Google revealed on July 16 that Big Sleep, its AI agent that finds unknown security vulnerabilities, recently discovered a critical security flaw in SQLite. The vulnerability was only known to threat actors and was at risk of being exploited.
“Through the combination of threat intelligence and Big Sleep, Google was able to predict that a vulnerability was imminently going to be used, and we were able to cut it off beforehand,” the company said.
Google also stated that this is the first time an AI agent has been used to foil efforts to exploit a vulnerability in the wild directly.
The vulnerability, tracked as SQL CVE-2025-6965, was described as “an attacker who can inject arbitrary SQL statements into an application might be able to cause an integer overflow resulting in read off the end of an array”.

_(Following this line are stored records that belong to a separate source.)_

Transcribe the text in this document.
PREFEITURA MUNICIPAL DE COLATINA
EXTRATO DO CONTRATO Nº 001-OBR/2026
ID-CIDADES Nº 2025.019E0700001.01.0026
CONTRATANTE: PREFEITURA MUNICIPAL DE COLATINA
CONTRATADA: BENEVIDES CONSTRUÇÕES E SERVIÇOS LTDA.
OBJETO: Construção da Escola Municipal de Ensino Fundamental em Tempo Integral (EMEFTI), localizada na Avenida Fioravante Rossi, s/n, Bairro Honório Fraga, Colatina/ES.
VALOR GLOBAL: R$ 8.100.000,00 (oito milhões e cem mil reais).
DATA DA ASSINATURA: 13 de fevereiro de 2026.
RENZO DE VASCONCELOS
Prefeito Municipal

Google Big Sleep was announced last year and was developed by Google DeepMind and Google Project Zero. Last November, it was able to find its first real-world security vulnerability.
Moreover, Google announced new AI security features on the same day. The company is enhancing Timesketch, its open-source digital forensic platform, with agentic capabilities. This will speed up incident response by automating the initial forensic investigation using AI.
“We have always believed in AI’s potential to make the world safer, but over the last year, we have seen real leaps in its capabilities, with new tools redefining what lasting and durable cybersecurity can look like,” Google stated.